Je montai une douzaine de marches derrière elle, et je me trouvai avec surprise dans un très-joli salon entièrement meublé à l'orientale. Je me rappelai alors que la défunte mère de mademoiselle Roque était une Indienne de Calcutta, et je crus reconnaître là les vestiges de l'héritage maternel; mais je ne fus pas longtemps occupé de l'étrangeté de ce riche mobilier dans une maison si misérable. Mademoiselle Roque, car c'était elle en personne qui m'introduisait dans son sanctuaire, devenait tout d'un coup pour moi un bien autre objet de surprise et de curiosité. Elle offrait dans toute sa personne un mélange singulier de races, et ce mélange avait produit un de ces types indéfinissables que l'on rencontre parfois dans les régions maritimes commerçantes, et en Provence particulièrement. Elle était petite et grasse, très-brune, mais non mulâtre; une peau unie magnifique, des yeux superbes, un peu trop longs pour le reste de sa figure, qui était courte et sans autre expression que celle d'une curiosité enfantine; le nez arqué, les lèvres fortes et fraîches, de beaux bras, de petites mains effilées et paresseuses, de belles poses, de la grâce dans les mouvements, un air de nonchalance qui semblait trahir l'absence complète de la réflexion; un ensemble de séductions toutes physiques qui n'éveillait dans l'esprit aucun intérêt puissant ou délicat. «Elle est très-belle!» voilà tout ce qu'on pouvait dire d'elle. L'idée ne venait pas de chercher dans son cœur ou dans son cerveau l'âme de sa beauté. Comme elle était trop belle pour sourire, rougir ou s'effrayer de quoi que ce soit, son accueil était impassible. La tranquille froideur de ses manières mit les miennes à l'unisson.
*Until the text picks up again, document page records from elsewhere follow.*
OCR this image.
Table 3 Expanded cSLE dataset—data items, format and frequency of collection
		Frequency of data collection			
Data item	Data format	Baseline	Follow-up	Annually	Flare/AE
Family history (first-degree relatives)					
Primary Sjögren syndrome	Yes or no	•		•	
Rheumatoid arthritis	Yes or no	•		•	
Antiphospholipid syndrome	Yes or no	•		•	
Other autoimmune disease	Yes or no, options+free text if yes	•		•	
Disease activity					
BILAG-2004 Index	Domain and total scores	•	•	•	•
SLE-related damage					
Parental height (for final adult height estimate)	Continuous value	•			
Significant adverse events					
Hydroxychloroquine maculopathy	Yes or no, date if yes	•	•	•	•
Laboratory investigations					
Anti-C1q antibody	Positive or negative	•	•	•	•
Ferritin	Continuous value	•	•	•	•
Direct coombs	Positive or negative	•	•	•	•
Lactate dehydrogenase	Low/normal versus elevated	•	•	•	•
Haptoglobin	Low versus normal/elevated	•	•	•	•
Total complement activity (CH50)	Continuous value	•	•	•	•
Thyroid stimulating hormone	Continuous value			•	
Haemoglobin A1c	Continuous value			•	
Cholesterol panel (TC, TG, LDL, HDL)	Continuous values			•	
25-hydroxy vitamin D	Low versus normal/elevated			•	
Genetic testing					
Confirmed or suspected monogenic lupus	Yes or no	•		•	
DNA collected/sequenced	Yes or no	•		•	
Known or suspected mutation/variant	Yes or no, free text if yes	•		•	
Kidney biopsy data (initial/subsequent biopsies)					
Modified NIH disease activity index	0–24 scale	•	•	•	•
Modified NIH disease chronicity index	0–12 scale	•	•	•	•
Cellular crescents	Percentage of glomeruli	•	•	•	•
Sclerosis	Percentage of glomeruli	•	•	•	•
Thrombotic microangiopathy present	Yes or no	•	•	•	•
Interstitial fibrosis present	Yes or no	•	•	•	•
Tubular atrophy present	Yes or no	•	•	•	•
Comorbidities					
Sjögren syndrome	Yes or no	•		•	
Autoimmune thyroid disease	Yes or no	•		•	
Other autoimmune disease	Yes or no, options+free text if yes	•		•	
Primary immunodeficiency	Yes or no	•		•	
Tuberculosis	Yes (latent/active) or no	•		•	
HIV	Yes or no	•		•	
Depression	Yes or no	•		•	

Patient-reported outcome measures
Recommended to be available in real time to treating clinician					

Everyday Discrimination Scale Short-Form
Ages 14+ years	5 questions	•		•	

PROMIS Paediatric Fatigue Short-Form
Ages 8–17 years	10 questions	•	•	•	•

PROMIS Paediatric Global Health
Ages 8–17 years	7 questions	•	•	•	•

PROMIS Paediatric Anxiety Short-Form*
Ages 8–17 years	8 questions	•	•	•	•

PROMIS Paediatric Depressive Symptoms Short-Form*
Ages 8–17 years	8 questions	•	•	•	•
Sa toilette, car elle était en toilette, était métissée comme sa figure. Sur une robe de soie de Lyon très-garnie de franfreluches et très-mal faite, elle portait une sorte de draperie en foulard qui n'était ni châle ni manteau; ses cheveux, divisés en nombreuses petites nattes, pendaient sur son dos, et je vis sur la table, auprès d'elle, un de ces petits chapeaux de feutre à plumes blanches, que les Françaises ont eu l'esprit de mettre à la mode pour la campagne, et qu'elles devraient avoir celui de porter à la ville.
Un superbe narghileh était posé à terre devant une pile de riches carreaux. Était-ce pour l'ingrat dont la négligence, au dire de sa négresse, la faisait pleurer? Mais ces beaux yeux d'émail, fixes comme ceux d'un sphinx, connaissaient-ils les larmes?